The few high points provided a trip down memory lane when I tried this last year and turned around due to dehydration/fatigue. One thing I did remember was not to shortcut down to Devil's Thumb Lake - last time it was an infuriating 30 minute willow-whacking profanity inducer which left me even more exhausted and dehydrated. Still, the familiar territory was nice after the airy and adventurous ridgeline. Missed the Diamond Lake trail turnoff and ended up having ton run all the way down to Hessie and start jogging up (ugh) to 4th of July until I was able to hitch a ride. I probably was stopped for 2 hours, considering my solo-party on Jasper, route finding gawking on Neva, and general nature enjoyment stops. Always good to get peaks that you can see from Boulder. Still remaining are James, Audubon, Apache, Navajo, Toll, Paiute, Pawnee, Iroquois, Eldorado, Niwot Ridge, Old Baldy, Meeker, Pagoda, Storm, Lady Washington, Skyscraper, I started typing that thinking there weren't many left and now I've realized I've got a ton of untouched territory; which is both intimidating and encouraging. Nutrition and energy were awesome today. I brought 5 gels, two nutelladillas, 40oz of Tailwind and a cliff-bar. Turns out having calories in you is super helpful when you have to burn them.

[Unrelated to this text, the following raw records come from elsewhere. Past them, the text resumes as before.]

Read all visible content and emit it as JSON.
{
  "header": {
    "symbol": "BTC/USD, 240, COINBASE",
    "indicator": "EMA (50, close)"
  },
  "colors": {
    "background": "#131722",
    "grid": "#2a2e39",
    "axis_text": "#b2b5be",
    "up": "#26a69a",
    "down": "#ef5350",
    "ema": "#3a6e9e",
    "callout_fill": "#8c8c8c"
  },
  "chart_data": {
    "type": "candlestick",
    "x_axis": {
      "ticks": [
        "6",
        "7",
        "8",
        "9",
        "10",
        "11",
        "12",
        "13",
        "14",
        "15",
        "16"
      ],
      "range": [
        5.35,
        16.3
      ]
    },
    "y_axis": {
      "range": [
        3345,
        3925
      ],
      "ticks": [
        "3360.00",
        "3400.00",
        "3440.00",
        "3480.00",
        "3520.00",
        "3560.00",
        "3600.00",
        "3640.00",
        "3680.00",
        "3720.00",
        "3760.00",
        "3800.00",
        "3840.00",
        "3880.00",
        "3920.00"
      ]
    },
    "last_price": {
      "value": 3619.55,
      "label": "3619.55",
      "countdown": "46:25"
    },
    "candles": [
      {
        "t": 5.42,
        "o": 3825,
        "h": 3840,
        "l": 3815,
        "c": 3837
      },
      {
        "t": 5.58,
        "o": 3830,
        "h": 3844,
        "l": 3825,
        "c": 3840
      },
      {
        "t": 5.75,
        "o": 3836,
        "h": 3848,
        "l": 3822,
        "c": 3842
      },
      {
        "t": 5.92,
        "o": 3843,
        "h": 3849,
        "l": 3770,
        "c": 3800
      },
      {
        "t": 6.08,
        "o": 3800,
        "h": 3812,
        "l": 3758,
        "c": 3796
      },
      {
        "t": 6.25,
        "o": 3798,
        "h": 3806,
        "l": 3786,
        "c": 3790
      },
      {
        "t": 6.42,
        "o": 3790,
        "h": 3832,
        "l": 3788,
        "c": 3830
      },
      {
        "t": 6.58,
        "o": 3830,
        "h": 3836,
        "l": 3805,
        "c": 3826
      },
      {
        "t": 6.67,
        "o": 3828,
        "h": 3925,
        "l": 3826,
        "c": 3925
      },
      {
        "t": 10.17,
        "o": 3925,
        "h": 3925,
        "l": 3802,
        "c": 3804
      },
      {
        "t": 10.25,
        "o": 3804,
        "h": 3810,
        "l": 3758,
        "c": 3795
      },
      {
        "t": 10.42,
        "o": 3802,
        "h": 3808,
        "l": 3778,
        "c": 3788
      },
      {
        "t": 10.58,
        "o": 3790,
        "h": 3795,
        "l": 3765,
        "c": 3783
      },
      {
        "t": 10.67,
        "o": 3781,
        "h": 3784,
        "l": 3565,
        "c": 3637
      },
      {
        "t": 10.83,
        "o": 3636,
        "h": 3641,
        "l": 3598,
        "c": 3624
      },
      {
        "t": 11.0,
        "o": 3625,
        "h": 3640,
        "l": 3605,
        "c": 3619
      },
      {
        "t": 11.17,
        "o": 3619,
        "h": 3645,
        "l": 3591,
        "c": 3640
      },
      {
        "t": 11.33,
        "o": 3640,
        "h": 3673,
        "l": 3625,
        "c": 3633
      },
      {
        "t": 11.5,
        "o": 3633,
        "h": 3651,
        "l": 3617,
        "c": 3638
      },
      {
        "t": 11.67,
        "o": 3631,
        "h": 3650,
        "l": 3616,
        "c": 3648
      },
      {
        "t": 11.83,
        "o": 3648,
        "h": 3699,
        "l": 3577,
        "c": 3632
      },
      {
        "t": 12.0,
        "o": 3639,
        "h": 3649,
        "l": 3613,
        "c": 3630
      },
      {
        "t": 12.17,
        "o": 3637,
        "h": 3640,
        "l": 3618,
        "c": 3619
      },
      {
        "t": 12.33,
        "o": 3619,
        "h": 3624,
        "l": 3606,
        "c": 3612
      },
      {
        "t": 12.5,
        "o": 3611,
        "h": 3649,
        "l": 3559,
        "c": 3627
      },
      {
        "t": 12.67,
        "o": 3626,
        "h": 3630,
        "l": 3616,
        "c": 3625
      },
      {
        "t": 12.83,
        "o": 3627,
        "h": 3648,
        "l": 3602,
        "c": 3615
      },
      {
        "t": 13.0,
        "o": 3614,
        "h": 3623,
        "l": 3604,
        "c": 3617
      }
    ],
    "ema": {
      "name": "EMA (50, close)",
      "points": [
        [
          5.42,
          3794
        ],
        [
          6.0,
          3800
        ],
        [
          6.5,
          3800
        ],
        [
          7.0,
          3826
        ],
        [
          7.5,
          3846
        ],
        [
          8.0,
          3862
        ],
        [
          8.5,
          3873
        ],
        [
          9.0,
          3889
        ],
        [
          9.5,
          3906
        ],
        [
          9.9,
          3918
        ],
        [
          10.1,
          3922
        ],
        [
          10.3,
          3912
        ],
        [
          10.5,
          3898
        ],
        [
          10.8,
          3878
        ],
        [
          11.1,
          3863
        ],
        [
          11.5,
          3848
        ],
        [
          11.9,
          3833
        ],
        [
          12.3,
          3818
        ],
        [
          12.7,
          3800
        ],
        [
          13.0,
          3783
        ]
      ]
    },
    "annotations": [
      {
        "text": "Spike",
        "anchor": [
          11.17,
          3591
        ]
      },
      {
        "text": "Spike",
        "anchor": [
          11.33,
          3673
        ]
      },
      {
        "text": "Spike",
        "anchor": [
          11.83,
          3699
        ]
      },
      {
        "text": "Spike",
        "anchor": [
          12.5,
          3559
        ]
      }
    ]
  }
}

Some awesome days in the hills lately. I think I've found my favorite type of route: class 3/4 up with a downhill that you can fly down. Simply put, I sought after things that excited me more than stats that excited me. What then happened is I did so much that excited me that I got stats that excited me.

Week Totals (not including Arapaho traverse last week):
Miles: 49
Vertical: 16,996'    .....YES!
Time: 18:55

I suppose the miles don't correlate with the vert/time. Yeah I'm slow, what of it?


  1. Solid weak and excellent job getting up at 430, but try an hour earlier to be on my schedule lol. Awesome that you went step for step with some Hardrock finishers, that's a real confidence booster.

    1. I actually had to get up at 3 the day after this was posted. It was miserable and I will no be doing it again! But I can see the appeal if you can tolerate the initial 10 minutes of pain peeling yourself out of bed.